- Born: Elaine Klein December 10, 1928 Hempstead, New York, U.S.
- Died: September 11, 2026 (aged 97) New York City, U.S.
- Spouse: Mokhtar Mokhtefi ​(died 2015)​

= Elaine Mokhtefi =

Algerian-American activist and author (1928–2026)

Elaine Mokhtefi (December 10, 1928 – September 11, 2026) was an American and Algerian activist, translator and writer. Born in New York, Mokhtefi began working as a translator for anti-racist and anti-colonial activist movements after moving to Paris in her twenties. She supported Algerian independence efforts, then lived in Algeria from 1962 until she was forced to leave the country in 1974. Her memoir of her time there, Algiers, Third World Capital: Freedom Fighters, Revolutionaries, Black Panthers, was published by Verso Books in 2018.

== Early life ==
Elaine Klein was born in Hempstead, New York, on December 10, 1928. Her family was secular Jewish, and she described facing antisemitism throughout her childhood. Her parents were not particularly political, though her father at one point attended Socialist Party meetings, and she described her mother as "especially anti-racist".

At age 16, she enrolled at Wesleyan College, a Christian school in Georgia. Mokhtefi rebelled against the segregationist environment, and she was kicked out after a year.

After returning to New York, she studied languages and joined the anti-war group United World Federalists. In 1951, at age 23, she traveled to Paris from New York by boat, a trip that took 14 days, and sought work there as a translator.

== Activism ==
Mokhtefi became an anti-racist and anti-colonial activist very early on.

In 1952, after arriving in France, she attended the International Workers' Day parade in Paris, where she met Algerian trade unionists. Becoming more deeply involved in this activism, she participated in the All-African Peoples' Conference in Accra, Ghana, in 1958. There, she met Frantz Fanon and Mohamed Sahnoun. Mokhtefi decided to work alongside them in support of the anti-colonial Algerian National Liberation Front (FLN). She joined Sahnoun in New York and settled there in 1960. In New York, she began working for the local bureau of the Provisional Government of the Algerian Republic and the FLN. She also took classes at New York University.

As Fanon's health declined in 1961, eventually leading to his death, Mokhtefi visited him regularly and supported his family, helping to take care of his 6-year-old son, Olivier.

After Algeria gained independence in 1962, Mokhtefi settled in Algiers, where she remained for 12 years. She was hired as the only American in the new administration and worked as a fixer, taking on whatever task arose. In 1969, she was put in charge of organizing the first Pan-African Cultural Festival in Algiers. She also helped welcome members of national liberation movements across Africa (Mozambique, Angola, South Africa) and international Black Panther members to Algeria.

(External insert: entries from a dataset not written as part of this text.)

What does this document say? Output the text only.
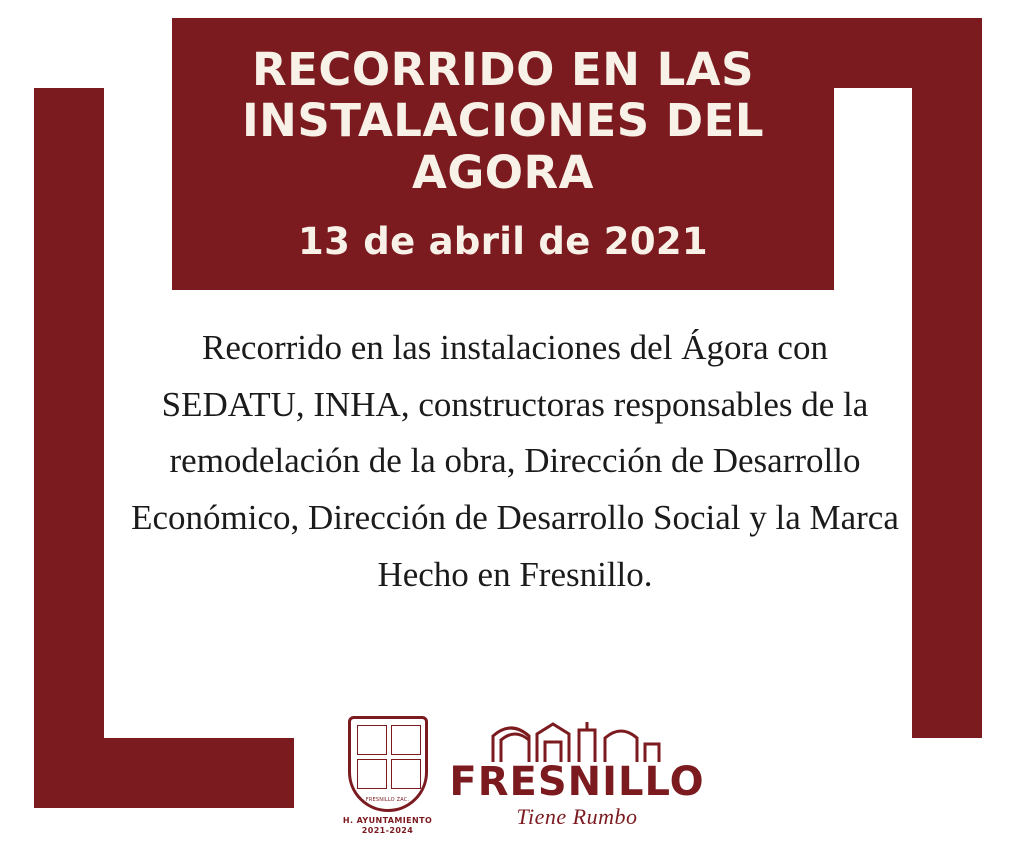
RECORRIDO EN LAS
INSTALACIONES DEL
AGORA
13 de abril de 2021
Recorrido en las instalaciones del Ágora con SEDATU, INHA, constructoras responsables de la remodelación de la obra, Dirección de Desarrollo Económico, Dirección de Desarrollo Social y la Marca Hecho en Fresnillo.
FRESNILLO ZAC.
H. AYUNTAMIENTO
2021-2024
FRESNILLO
Tiene Rumbo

In particular, she helped organize the clandestine exile of Eldridge Cleaver in Algeria after he fled the United States via Cuba. She also met the likes of Fidel Castro, Houari Boumédiène, Ahmed Ben Bella, and Ho Chi Minh through her work.

She was forced to leave Algeria in 1974, after being ordered to spy on a colleague and friend, Zohra Sellami, during power struggles in the newly-established country, and refusing. She settled in Paris, where she lived for 20 years before returning again to New York in 1994. She was not allowed to return to Algeria for over four decades.

Her activism continued in New York, where she participated in antiwar actions, climate marches, Occupy Wall Street, and pro-Palestinian protests.

== Writing ==
During her time in Algeria, Mokhtefi worked as a journalist for the Algeria Press Service, covering news from the Third World in particular.

After leaving for France, she and her husband co-wrote several books on history for young readers.

In 2018, she published the memoir Algiers, Third World Capital: Freedom Fighters, Revolutionaries, Black Panthers. It was published the following year in France under the title Alger, capitale de la révolution: De Fanon aux Black Panthers, with Mokhtefi completing the translation into French herself. It was also released in Algeria in 2019.

== Personal life and death ==
After their marriage, Klein took the surname of her husband, writer and former Algerian National Liberation Army member Mokhtar Mokhtefi. The couple met in Algiers in 1972, then he joined her when she was forced to leave the country two years later. They lived together in Paris for two decades, then in New York for another two decades until his death in 2015.

Mokhtefi died in New York City on September 11, 2026, at the age of 97.